One thing that has not changed is the hordes of children visiting on Halloween. “I think we had 450 kids this year,” estimates Joanna. “We give out 50 pounds of candy every year,” Mike adds. “We often sit by the fire pit to hand out treats.”

Building Community
Once settled in Wyoming, Joanna joined neighbor Kathy Smiley in cooking for seniors with the Junior Women’s Club. “We also volunteered at Drake Hospital.”
“I helped with Mary Beth’s Girl Scout troop, and joined the Trowel and Error Garden Club. I later served as President. Our big project was revitalizing Centennial Park: getting the City to provide additional support. Lynn Tetley (City Manager) was a big help.”
“We did cookbooks for Junior Women’s Club; Kathy Smiley was and is the foodie of the century. When her kids were growing up (two girls, two boys), she did all the sports banquets.”

A 20-Year Renovation
Altogether, the Hocks’ labor of love took 20 years. They did most of the work themselves. Joanna’s grandparents handed down antiques that fit the period. “It was fun,” recalls Joanna. “The women would get together to pick out paint colors and curtain fabrics. We became forever friends while restoring our homes.”
To help promote the neighborhood, the Hocks volunteered to showcase their home on two of the first Wyoming Historic Home tours in the 1980s; then they were on a formal garden tour. Getting ready involved “finishing some projects we had put off,” notes Mike.
“An old home is a lifestyle. When you get older you can’t do as much yourself. We hire people more now. But if someone wants to borrow a tool or get help on renovating, many still come here.”

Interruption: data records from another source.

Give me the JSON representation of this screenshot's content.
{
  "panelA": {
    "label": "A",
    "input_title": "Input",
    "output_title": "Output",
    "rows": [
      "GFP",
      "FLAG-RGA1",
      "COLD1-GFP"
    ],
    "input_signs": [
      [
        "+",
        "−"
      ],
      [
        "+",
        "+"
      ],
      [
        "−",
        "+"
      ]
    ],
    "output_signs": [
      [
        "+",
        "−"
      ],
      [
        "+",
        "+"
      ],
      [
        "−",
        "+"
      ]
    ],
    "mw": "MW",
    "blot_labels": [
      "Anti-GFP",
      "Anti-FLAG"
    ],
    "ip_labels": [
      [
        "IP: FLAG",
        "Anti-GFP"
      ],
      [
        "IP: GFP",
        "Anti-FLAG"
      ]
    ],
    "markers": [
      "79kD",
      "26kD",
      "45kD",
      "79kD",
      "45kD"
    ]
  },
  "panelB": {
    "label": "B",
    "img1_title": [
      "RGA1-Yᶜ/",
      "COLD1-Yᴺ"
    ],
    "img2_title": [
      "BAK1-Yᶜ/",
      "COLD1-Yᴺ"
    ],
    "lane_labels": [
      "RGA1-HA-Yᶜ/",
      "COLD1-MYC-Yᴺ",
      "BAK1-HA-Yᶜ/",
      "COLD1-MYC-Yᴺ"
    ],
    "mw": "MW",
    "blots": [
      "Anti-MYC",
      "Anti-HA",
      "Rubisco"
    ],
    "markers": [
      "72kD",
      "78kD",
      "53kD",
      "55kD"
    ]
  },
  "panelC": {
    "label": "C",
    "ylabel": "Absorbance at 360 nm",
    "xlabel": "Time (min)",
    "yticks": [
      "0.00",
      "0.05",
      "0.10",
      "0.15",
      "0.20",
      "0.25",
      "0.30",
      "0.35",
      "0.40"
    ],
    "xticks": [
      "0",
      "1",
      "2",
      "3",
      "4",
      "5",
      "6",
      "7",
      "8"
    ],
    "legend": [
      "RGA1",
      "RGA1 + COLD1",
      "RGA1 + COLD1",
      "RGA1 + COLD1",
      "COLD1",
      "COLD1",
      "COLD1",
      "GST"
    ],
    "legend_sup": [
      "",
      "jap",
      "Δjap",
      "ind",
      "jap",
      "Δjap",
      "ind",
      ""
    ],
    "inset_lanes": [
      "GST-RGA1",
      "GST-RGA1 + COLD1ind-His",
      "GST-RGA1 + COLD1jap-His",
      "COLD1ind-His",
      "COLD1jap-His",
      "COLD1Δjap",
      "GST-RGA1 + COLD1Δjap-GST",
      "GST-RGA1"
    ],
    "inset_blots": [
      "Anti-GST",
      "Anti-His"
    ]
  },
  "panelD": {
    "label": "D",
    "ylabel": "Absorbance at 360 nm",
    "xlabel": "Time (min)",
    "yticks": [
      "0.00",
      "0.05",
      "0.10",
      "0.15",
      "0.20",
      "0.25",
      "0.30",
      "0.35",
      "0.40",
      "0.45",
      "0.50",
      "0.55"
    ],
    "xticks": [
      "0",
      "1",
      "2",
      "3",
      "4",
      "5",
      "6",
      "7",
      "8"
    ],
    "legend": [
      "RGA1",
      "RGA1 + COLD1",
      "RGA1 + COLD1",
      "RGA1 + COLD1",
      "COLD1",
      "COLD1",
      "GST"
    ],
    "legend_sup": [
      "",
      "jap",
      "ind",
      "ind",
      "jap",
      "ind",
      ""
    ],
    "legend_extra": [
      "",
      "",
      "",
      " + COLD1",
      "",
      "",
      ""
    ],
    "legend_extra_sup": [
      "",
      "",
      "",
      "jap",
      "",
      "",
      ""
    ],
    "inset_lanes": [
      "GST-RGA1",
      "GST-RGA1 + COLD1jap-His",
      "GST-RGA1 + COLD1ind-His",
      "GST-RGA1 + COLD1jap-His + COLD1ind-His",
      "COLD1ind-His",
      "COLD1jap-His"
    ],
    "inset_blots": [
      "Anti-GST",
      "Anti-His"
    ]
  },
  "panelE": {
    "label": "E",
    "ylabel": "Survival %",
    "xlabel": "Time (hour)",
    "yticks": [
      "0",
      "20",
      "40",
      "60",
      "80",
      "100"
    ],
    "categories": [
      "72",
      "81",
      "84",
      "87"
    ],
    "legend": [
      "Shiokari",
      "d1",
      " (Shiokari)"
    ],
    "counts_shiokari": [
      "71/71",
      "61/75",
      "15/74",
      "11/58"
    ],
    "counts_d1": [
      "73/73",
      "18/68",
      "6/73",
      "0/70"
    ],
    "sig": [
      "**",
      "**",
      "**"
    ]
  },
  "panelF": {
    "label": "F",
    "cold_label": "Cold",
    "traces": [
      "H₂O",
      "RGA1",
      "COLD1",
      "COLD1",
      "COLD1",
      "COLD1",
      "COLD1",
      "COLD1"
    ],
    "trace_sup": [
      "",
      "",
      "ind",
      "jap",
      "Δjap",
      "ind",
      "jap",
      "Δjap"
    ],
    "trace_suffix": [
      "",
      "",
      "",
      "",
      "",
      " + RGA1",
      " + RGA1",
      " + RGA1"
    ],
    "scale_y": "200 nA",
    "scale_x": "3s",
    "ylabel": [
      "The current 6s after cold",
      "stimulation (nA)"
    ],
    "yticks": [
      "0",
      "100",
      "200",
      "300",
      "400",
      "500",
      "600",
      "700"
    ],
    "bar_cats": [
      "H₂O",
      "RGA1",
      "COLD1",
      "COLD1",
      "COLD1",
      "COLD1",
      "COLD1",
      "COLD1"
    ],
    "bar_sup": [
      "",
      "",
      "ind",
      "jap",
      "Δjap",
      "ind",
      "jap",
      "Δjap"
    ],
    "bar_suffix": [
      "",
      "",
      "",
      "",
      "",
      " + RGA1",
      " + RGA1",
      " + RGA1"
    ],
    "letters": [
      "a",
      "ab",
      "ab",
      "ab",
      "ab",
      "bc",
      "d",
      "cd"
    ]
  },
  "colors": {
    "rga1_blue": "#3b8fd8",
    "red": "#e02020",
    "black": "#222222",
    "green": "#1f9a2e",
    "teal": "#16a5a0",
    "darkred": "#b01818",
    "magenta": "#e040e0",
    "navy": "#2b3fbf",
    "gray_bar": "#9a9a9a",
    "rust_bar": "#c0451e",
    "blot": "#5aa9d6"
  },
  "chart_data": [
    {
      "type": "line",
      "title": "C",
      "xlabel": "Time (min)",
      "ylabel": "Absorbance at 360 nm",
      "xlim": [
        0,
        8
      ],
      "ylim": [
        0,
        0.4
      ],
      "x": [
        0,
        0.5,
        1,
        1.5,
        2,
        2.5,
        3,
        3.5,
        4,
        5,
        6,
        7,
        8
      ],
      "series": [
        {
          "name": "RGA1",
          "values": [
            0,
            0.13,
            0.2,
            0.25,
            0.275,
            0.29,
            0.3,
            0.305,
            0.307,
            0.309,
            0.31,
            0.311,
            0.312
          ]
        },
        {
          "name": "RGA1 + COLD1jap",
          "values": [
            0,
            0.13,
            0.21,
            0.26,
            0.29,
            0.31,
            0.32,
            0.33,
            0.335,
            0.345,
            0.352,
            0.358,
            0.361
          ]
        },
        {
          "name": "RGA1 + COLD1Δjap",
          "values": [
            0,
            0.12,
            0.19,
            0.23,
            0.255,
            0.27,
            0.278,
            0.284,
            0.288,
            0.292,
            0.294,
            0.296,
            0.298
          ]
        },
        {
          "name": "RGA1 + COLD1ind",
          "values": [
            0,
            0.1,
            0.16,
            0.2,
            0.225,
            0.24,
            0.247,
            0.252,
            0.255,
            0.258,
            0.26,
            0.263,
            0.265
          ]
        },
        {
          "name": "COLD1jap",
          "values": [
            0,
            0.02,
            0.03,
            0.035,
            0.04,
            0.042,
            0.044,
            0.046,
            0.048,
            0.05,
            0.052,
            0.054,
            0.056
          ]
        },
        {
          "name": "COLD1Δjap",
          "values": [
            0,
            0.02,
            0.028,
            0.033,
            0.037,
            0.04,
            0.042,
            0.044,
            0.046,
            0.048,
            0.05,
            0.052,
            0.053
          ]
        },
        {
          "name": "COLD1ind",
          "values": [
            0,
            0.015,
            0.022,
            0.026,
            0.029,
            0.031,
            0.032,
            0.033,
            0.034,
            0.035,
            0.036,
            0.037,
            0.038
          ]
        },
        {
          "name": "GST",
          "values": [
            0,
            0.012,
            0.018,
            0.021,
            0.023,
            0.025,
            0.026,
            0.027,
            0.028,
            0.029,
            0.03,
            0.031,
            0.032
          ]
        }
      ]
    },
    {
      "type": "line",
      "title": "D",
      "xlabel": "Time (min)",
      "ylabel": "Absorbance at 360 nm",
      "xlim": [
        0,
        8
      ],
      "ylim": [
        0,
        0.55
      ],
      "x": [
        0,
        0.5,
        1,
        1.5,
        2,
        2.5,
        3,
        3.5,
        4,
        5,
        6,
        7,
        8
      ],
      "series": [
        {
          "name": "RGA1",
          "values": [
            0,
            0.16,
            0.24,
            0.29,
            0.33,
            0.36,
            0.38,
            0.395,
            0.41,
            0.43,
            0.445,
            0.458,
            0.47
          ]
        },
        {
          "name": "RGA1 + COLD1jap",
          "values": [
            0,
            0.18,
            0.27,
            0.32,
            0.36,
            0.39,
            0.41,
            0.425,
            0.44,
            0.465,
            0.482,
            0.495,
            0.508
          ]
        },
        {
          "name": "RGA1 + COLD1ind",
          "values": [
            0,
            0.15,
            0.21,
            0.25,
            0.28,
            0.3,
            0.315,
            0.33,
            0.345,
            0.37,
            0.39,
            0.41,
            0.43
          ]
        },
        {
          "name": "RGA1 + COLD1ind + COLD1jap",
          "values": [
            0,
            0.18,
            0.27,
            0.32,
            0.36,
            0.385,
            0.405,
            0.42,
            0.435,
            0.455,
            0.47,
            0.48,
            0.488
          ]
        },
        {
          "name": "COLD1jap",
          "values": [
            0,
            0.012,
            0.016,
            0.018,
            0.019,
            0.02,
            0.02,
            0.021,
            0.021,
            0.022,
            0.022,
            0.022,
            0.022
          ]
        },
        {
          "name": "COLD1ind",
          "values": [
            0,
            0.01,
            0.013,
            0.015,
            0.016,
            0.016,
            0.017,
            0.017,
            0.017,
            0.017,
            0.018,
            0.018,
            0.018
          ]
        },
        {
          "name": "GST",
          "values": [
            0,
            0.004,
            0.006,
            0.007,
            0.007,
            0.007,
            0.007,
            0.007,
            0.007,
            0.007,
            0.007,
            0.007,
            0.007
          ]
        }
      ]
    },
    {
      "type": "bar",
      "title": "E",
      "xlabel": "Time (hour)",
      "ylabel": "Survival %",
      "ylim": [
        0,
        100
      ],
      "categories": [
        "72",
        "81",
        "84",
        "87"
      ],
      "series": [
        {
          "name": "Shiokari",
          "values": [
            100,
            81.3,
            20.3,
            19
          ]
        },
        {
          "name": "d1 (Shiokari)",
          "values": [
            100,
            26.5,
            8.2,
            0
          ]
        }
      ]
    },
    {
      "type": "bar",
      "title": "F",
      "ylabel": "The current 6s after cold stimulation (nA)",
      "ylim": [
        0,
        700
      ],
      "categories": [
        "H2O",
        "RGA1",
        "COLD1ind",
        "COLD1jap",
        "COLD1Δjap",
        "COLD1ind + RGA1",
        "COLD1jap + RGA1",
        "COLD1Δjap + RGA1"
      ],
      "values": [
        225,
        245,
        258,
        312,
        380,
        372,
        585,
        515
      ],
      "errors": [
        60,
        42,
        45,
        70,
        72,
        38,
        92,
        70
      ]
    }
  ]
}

Keeping The Village Strong
“You can’t duplicate what we have,” explains Mike. “A restored house of this vintage in a great neighborhood; it doesn’t exist very often.”
What keeps The Village strong is new people with the same enduring attitude, Mike says, citing examples: “Grove Avenue Alum Melissa Kennedy, Margee Moore, Anne McCarthy, Tim Norbut and many others have each championed projects to keep the block dynamic. No fanfare; just get the job done.”
To those considering Wyoming, the Hocks say: Come here. It feels like home. You are safe walking, even at night. It’s full of justifiable pride. The schools are small and special; your children have a good chance of becoming the adults you want them to be.
Mike tells a story that encapsulates how he and Joanna feel: “A new neighbor moved in last year from a more modern development. There was a big rain. I told him to call the Fire Department to pump out his basement. He couldn’t believe they actually came.”
“I delight in what he notices as a Wyoming newbie: the special houses; the big trees; the joy of walking his dog; the closeness of the neighborhood - simple unchanging things.”